Kalp ve damar hastalıkları ile ilgili olarak damarlarda tıkanma, plazma hacminde azalma, hipotansiyon ve damarlarda pıhtı oluşma eğilimi ve tıkanmalar başlayacaktır.
Deride incelme, yatak ve basınç yaraları ödem oluşacaktır. Derimiz, bizi kaplayan en büyük ve çok önemli bir organımız olmasına rağmen maalesef vücudumuzda bakımını ihmal ettiğimiz en önemli organımızdır. Gece yatmadan önce zeytinyağı ve gliserin, limon karışımı ile tüm vücudumuzu ovmamız bizim deri sağlığımızı koruyacak ve birçok romatizmal hastalıkları da azaltacak ve rahat bir uyku sağlayacaktır. Fakat uyku deyince şunu eklemeden geçemeyeceğim.
Kaliteli uyku uyumayı maalesef bilmiyoruz. Perdeler koyu renk ışık sızdırmayacak şekilde olmalı odamıza hiçbir şekilde ışık sızmamalı, televizyon telefon vs. kesinlikle bulunmamalıdır. Gece saat on bir veya on ikiyi geçmeden uyumaya çalışmalısınız.
Hareketsiz ve sürekli yatar pozisyonda uzun süre oturmak, yaşamak nefes almada zorlanma öksürme mekanizmasında bozulma, broşları temizleme görevi yapan süpürgeciklerin hareketliliğinde azalma, akciğerin havalanma kapasitesinde azalma zatürre gibi mikrobik akciğer hastalıklarında artma, akciğerlerin kan pıhtısı ile tıkanma riskinde artma söz konusu dur.
Su tüketiminin azalması idrar çıkışının geciktirilmesi, idrar yapmada zorlanma, taş, kum, iltihap oluşumunu artırır. Su tüketimine dikkat ederek sık sık su içmeye dikkat edilmelidir.
Hareketsiz yaşam insülin direnci, kilo alma, kemik erimesi ve hormonlarda değişiklik yaratır. Kabızlık artar, iştahsızlık söz konusu olur. Az besin tüketiminde gerekli vitamin ve mineral, protein alınamayacağı için malnutrisyon, kas erimesi, algıda azalma, öğrenmede zorluk başlayacaktır,
Sinir sistemi ile ilgili olarak dalgınlık, depresyon, duygu durum bozukluğu, hareketlerde denge bozukluğu görülecektir.
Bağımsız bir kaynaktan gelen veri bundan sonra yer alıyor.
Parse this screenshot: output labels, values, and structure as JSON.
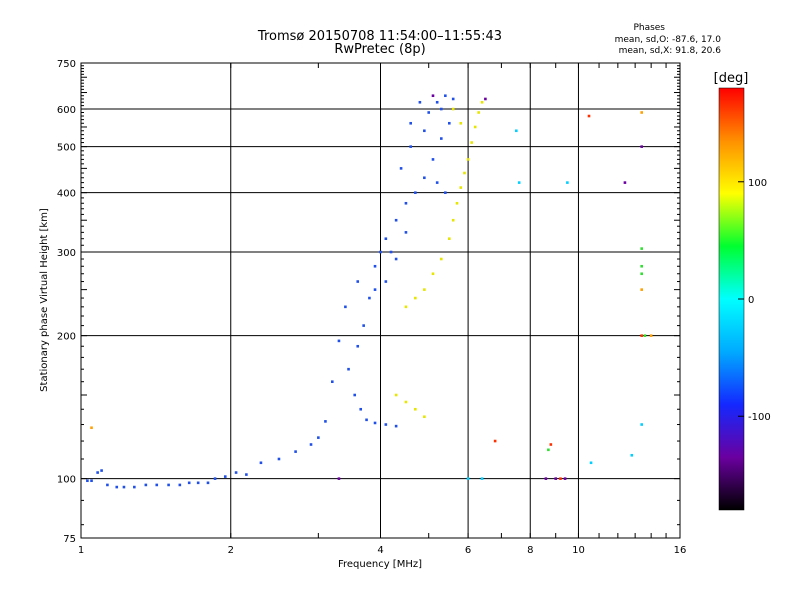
{
  "header": {
    "title_line1": "Tromsø 20150708 11:54:00–11:55:43",
    "title_line2": "RwPretec (8p)",
    "stats_title": "Phases",
    "stats_o": "mean, sd,O: -87.6, 17.0",
    "stats_x": "mean, sd,X:  91.8, 20.6"
  },
  "chart_data": {
    "type": "scatter",
    "xlabel": "Frequency [MHz]",
    "ylabel": "Stationary phase Virtual Height [km]",
    "xscale": "log",
    "yscale": "log",
    "xlim": [
      1,
      16
    ],
    "ylim": [
      75,
      750
    ],
    "xticks": [
      1,
      2,
      4,
      6,
      8,
      10,
      16
    ],
    "yticks": [
      75,
      100,
      200,
      300,
      400,
      500,
      600,
      750
    ],
    "colorbar": {
      "label": "[deg]",
      "range": [
        -180,
        180
      ],
      "ticks": [
        -100,
        0,
        100
      ],
      "colors": [
        "#000000",
        "#6a00a0",
        "#1428ff",
        "#00aaff",
        "#00ffff",
        "#00ff30",
        "#ffff00",
        "#ff9000",
        "#ff0000"
      ]
    },
    "series": [
      {
        "color": "#2050e8",
        "points": [
          [
            1.03,
            99
          ],
          [
            1.05,
            99
          ],
          [
            1.08,
            103
          ],
          [
            1.1,
            104
          ],
          [
            1.13,
            97
          ],
          [
            1.18,
            96
          ],
          [
            1.22,
            96
          ],
          [
            1.28,
            96
          ],
          [
            1.35,
            97
          ],
          [
            1.42,
            97
          ],
          [
            1.5,
            97
          ],
          [
            1.58,
            97
          ],
          [
            1.65,
            98
          ],
          [
            1.72,
            98
          ],
          [
            1.8,
            98
          ],
          [
            1.86,
            100
          ],
          [
            1.95,
            101
          ],
          [
            2.05,
            103
          ],
          [
            2.15,
            102
          ],
          [
            2.3,
            108
          ],
          [
            2.5,
            110
          ],
          [
            2.7,
            114
          ],
          [
            2.9,
            118
          ],
          [
            3.0,
            122
          ],
          [
            3.1,
            132
          ],
          [
            3.2,
            160
          ],
          [
            3.3,
            195
          ],
          [
            3.45,
            170
          ],
          [
            3.55,
            150
          ],
          [
            3.65,
            140
          ],
          [
            3.75,
            133
          ],
          [
            3.9,
            131
          ],
          [
            4.1,
            130
          ],
          [
            4.3,
            129
          ],
          [
            3.4,
            230
          ],
          [
            3.6,
            260
          ],
          [
            3.8,
            240
          ],
          [
            3.9,
            280
          ],
          [
            4.0,
            300
          ],
          [
            4.1,
            320
          ],
          [
            4.3,
            350
          ],
          [
            4.5,
            380
          ],
          [
            4.4,
            450
          ],
          [
            4.6,
            500
          ],
          [
            4.9,
            540
          ],
          [
            5.0,
            590
          ],
          [
            5.2,
            620
          ],
          [
            5.4,
            640
          ],
          [
            5.6,
            630
          ],
          [
            5.5,
            560
          ],
          [
            5.3,
            520
          ],
          [
            5.1,
            470
          ],
          [
            4.9,
            430
          ],
          [
            4.7,
            400
          ],
          [
            4.5,
            330
          ],
          [
            4.3,
            290
          ],
          [
            4.1,
            260
          ],
          [
            3.9,
            250
          ],
          [
            3.7,
            210
          ],
          [
            3.6,
            190
          ],
          [
            5.2,
            420
          ],
          [
            5.4,
            400
          ],
          [
            5.3,
            600
          ],
          [
            4.8,
            620
          ],
          [
            4.6,
            560
          ],
          [
            4.2,
            300
          ]
        ]
      },
      {
        "color": "#e6e600",
        "points": [
          [
            4.5,
            230
          ],
          [
            4.7,
            240
          ],
          [
            4.9,
            250
          ],
          [
            5.1,
            270
          ],
          [
            5.3,
            290
          ],
          [
            5.5,
            320
          ],
          [
            5.6,
            350
          ],
          [
            5.7,
            380
          ],
          [
            5.8,
            410
          ],
          [
            5.9,
            440
          ],
          [
            6.0,
            470
          ],
          [
            6.1,
            510
          ],
          [
            6.2,
            550
          ],
          [
            6.3,
            590
          ],
          [
            6.4,
            620
          ],
          [
            5.6,
            600
          ],
          [
            5.8,
            560
          ],
          [
            4.3,
            150
          ],
          [
            4.5,
            145
          ],
          [
            4.7,
            140
          ],
          [
            4.9,
            135
          ]
        ]
      },
      {
        "color": "#6a00a0",
        "points": [
          [
            3.3,
            100
          ],
          [
            5.1,
            640
          ],
          [
            6.5,
            630
          ],
          [
            8.6,
            100
          ],
          [
            9.0,
            100
          ],
          [
            9.4,
            100
          ],
          [
            13.4,
            500
          ],
          [
            12.4,
            420
          ]
        ]
      },
      {
        "color": "#ff3000",
        "points": [
          [
            9.2,
            100
          ],
          [
            6.8,
            120
          ],
          [
            8.8,
            118
          ],
          [
            10.5,
            580
          ],
          [
            13.4,
            200
          ]
        ]
      },
      {
        "color": "#00d0ff",
        "points": [
          [
            6.0,
            100
          ],
          [
            6.4,
            100
          ],
          [
            7.5,
            540
          ],
          [
            7.6,
            420
          ],
          [
            9.5,
            420
          ],
          [
            10.6,
            108
          ],
          [
            12.8,
            112
          ],
          [
            13.4,
            130
          ]
        ]
      },
      {
        "color": "#30e030",
        "points": [
          [
            8.7,
            115
          ],
          [
            13.4,
            305
          ],
          [
            13.4,
            280
          ],
          [
            13.4,
            270
          ],
          [
            13.6,
            200
          ]
        ]
      },
      {
        "color": "#ffa000",
        "points": [
          [
            1.05,
            128
          ],
          [
            13.4,
            590
          ],
          [
            14.0,
            200
          ],
          [
            13.4,
            250
          ]
        ]
      }
    ]
  }
}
Peki, tüm bu hastalıkları be belirtileri azaltmak için neler yapmalıyız.
Önce doğru, yeterli ve dengeli beslenme ve yeterli fiziksel aktivite ve egzersiz yapmak, derin nefes egzersizlerini öğrenmek ve uygulamak, uyku düzenine dikkat etmek.
Fiziksel egzersizlere gelince, yaşam için gerektiği kadar hareket etmek, her gün en az 20 dakika yürüyüş yapmak, haftada 2 defa terleyecek ve derin solunum yapacak kadar egzersiz yapmak, yaşamsal aktivitelerde bulunmak, asansörü 1 kat dahi alsa erken inmek veya 1 kat çıkmak, arabalarımızı markete giderken uzak bir yere park etmek, bisiklete binmek dans etmek, yüzme ve güneşli havalarda d vitamin ihtiyacımızı da düşünerek bol bol parklarda öğlen vaktinde vakit geçirmek, parklardaki egzersiz aletlerini kullanmak sağlığımızı korumada, daha geç yaşlanmamızda bize çok çok önemli katkılar sağlayacaktır.